At the foot of the bridge, just past the sign that said Arkansas, The Land of Opportunity, Robert Earl jerked his truck in the opposite lane, an eighteen-wheeler approaching less than a quarter mile away, and drove alongside the Ford. “Get out the damn way, grandpa!”
The eighteen-wheeler less than a block away now, air horn blaring, Robert Earl jerked his truck in front of the Ford, narrowly missing the bumper.

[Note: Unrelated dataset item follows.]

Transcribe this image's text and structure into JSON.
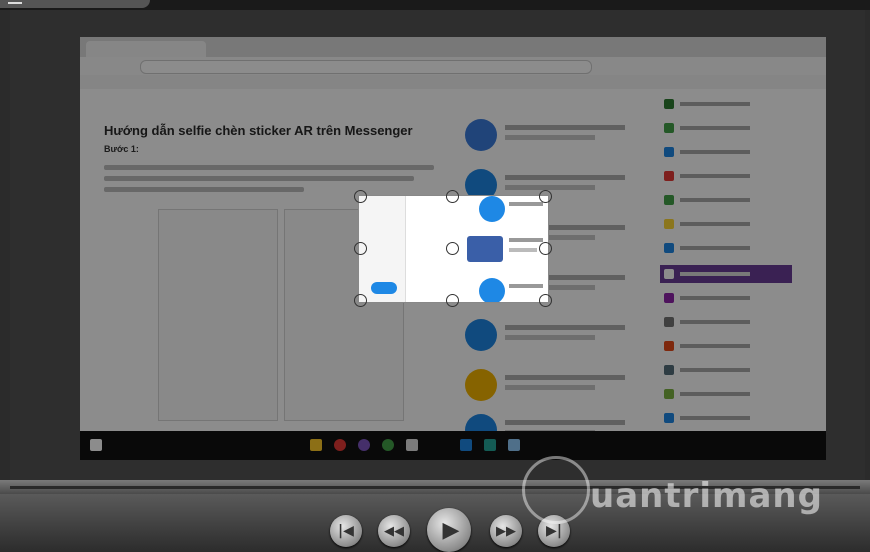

Maybe I should have let that big rig hit me, he thought. End my misery. Rotten rascal had a million dollars and couldn’t leave me a rusty dime. He should’ve been able to walk in the pet store and buy four or five snakes.
Instead he had to walk out in shame, the assistant well aware he didn’t have enough money to buy a guppy, much less an expensive boa constrictor.

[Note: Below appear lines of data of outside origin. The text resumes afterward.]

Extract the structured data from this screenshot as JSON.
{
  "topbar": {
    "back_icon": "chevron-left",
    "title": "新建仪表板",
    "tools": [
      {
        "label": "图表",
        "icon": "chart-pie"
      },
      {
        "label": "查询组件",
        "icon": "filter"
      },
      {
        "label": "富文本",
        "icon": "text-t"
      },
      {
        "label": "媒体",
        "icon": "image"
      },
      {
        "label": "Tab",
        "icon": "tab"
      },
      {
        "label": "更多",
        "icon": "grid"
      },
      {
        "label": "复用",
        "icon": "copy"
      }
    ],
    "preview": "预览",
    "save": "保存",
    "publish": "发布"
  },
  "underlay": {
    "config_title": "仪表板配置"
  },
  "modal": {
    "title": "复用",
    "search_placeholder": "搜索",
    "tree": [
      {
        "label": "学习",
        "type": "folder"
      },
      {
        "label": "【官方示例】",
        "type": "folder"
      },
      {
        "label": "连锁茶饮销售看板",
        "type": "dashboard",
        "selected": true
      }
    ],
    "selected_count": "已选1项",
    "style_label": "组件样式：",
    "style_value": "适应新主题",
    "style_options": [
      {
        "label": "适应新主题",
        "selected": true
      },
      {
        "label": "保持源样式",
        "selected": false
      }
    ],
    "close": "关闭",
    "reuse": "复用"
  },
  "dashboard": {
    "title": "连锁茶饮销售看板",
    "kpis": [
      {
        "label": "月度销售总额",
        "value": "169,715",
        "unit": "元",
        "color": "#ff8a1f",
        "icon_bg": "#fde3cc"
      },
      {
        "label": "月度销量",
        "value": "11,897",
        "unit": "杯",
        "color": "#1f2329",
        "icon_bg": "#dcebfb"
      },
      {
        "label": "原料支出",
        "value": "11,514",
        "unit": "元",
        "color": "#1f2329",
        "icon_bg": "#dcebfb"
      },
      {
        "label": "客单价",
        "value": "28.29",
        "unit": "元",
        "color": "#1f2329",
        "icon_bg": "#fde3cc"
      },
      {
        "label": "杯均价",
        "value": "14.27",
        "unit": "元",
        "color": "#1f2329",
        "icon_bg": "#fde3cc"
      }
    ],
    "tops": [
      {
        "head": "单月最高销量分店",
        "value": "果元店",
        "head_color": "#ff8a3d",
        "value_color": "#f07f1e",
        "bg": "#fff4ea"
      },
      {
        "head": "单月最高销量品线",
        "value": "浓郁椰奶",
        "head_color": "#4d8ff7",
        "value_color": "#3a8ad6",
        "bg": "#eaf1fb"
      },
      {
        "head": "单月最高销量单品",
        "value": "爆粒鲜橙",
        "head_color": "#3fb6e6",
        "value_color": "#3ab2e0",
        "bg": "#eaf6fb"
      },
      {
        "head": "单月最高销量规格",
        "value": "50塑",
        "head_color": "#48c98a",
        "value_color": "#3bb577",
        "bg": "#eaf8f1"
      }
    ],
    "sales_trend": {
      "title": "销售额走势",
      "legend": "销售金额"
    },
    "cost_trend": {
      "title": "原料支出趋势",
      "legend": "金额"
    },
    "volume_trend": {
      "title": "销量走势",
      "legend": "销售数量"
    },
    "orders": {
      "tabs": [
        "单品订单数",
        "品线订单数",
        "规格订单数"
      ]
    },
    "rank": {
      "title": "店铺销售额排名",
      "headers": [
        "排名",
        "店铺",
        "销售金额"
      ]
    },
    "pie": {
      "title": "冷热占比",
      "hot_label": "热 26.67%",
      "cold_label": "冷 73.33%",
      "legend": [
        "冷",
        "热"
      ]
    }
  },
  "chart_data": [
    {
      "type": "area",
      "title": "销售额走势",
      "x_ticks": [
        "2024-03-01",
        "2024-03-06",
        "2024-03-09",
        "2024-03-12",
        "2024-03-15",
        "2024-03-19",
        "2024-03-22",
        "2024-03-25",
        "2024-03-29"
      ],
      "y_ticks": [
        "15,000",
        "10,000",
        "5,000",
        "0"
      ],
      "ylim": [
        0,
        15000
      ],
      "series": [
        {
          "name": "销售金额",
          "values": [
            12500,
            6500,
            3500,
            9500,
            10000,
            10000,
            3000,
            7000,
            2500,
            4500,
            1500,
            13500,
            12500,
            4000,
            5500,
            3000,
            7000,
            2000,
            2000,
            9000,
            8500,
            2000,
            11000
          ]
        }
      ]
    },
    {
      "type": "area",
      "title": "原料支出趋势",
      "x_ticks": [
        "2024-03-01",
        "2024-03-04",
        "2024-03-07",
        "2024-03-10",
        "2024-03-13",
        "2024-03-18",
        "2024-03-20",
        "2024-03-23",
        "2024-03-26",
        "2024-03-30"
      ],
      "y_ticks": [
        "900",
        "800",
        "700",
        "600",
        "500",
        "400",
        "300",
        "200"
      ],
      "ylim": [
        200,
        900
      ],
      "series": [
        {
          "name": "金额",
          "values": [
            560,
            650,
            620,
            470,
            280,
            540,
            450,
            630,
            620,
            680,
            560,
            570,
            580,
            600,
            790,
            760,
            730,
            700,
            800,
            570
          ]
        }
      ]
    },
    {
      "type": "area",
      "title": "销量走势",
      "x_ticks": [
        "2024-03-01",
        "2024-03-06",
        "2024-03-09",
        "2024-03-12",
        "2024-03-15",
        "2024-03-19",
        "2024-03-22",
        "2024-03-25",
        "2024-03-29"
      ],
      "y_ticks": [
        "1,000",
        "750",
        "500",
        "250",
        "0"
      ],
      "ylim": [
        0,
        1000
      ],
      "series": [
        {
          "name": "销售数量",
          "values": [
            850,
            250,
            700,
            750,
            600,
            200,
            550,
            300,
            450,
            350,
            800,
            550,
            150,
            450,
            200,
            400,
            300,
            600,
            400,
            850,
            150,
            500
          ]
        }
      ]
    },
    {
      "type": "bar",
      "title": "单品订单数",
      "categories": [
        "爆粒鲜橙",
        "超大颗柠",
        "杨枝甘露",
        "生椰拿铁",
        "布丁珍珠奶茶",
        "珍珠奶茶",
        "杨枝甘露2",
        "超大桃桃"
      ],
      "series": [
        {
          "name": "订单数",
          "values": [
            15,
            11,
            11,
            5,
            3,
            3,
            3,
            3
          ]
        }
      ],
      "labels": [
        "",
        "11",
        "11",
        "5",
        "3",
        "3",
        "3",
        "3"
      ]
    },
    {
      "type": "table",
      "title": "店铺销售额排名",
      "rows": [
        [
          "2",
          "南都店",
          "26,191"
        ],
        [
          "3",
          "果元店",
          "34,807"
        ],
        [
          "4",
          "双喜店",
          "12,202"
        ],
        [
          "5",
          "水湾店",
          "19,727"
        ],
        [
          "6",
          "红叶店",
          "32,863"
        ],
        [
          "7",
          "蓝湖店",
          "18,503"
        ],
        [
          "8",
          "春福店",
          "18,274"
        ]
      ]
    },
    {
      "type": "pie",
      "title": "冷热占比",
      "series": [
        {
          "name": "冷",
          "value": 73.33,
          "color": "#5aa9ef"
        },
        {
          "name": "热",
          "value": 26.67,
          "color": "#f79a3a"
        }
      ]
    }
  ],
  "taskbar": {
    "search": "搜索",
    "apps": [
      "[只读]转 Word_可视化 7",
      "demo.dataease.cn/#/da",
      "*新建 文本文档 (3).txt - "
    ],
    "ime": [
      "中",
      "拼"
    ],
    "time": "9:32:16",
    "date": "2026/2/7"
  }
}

He and Estafay had a little money in a cookie jar, but he couldn’t get it, not with the rent due and the light bill two days past the shut-off notice. Estafay would blow a fuse if she had to sit in the dark while he trained his new high-dollar snake in the backyard.
An hour later Robert Earl trudged up Maumelle Trail. The time had come for him to take matters in his own hands. He would convince Ruth Ann to give him some of the money; would not take no for an answer.

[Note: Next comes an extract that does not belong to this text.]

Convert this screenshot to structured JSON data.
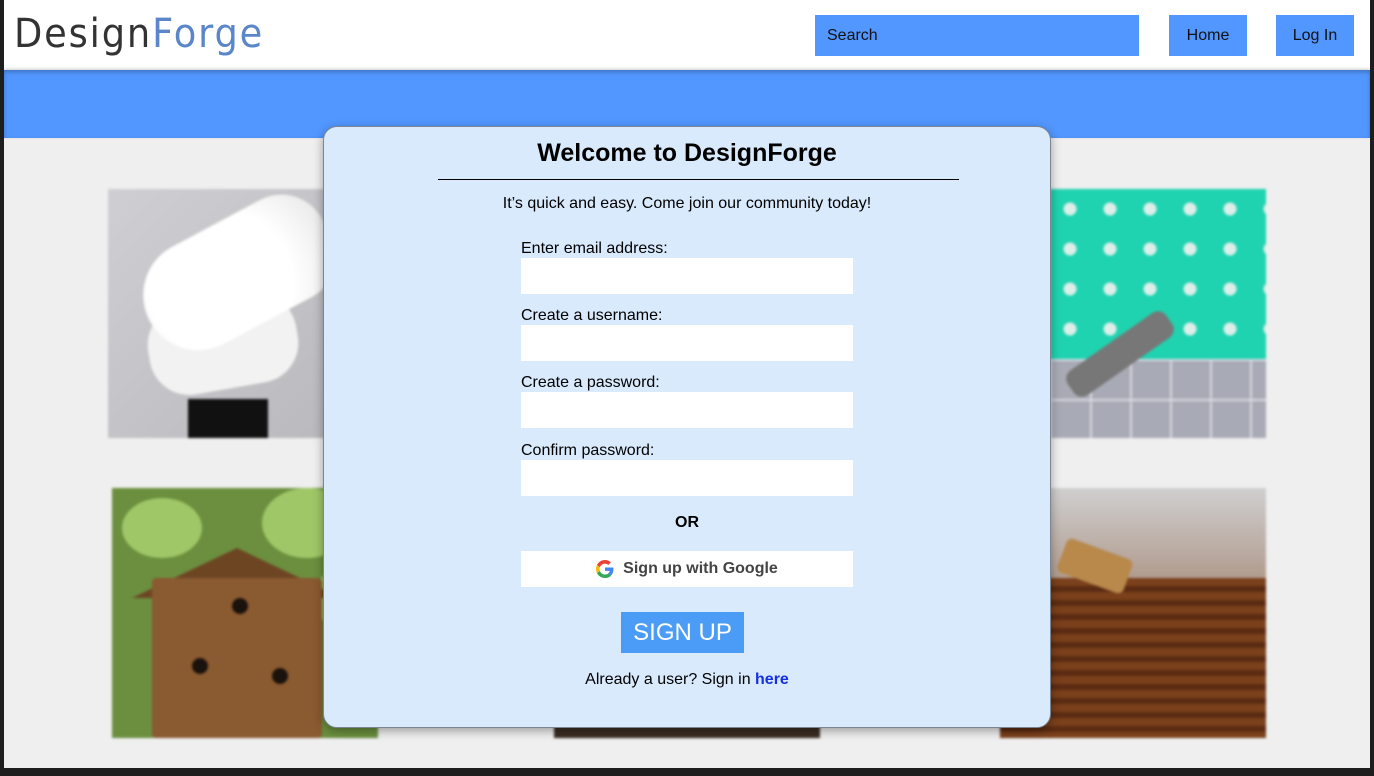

He patted the back pocket of his overalls. The knife was there. He hoped he wouldn’t have to use it, but he wouldn’t return to his truck without a guarantee he’d get some of that money.
The sun would be setting soon, and though he knew these woods like the back of his hand, he didn’t want to be out here at night. Ruth Ann’s boy didn’t have good sense; no telling what he might do if there were a full moon.
He walked up to the cabin and knocked on the door. No one answered. He pushed it open and stepped in. Ruth Ann lay asleep on an orange couch.
Nudging her awake, he said, “We need to talk.”
Ruth Ann stared at him dreamily, and then jumped to her feet, a hand over her mouth.
“We need to talk, Ruth Ann.”
She backed away from him. “Robert Earl!” she shouted, looking about the room. “Hello! Robert Earl is here! He’s in the cabin… with me!”
“What’s wrong with you? Why you acting crazy? Where’s the boy?”
“There’s nothing wrong with me, Robert Earl!” Ruth Ann shouted even louder. “What makes you think there could possibly be something wrong with me!”
“Why you hollering?”
“Am I hollering, Robert Earl?” Trembling: “Am I hollering, Robert Earl?”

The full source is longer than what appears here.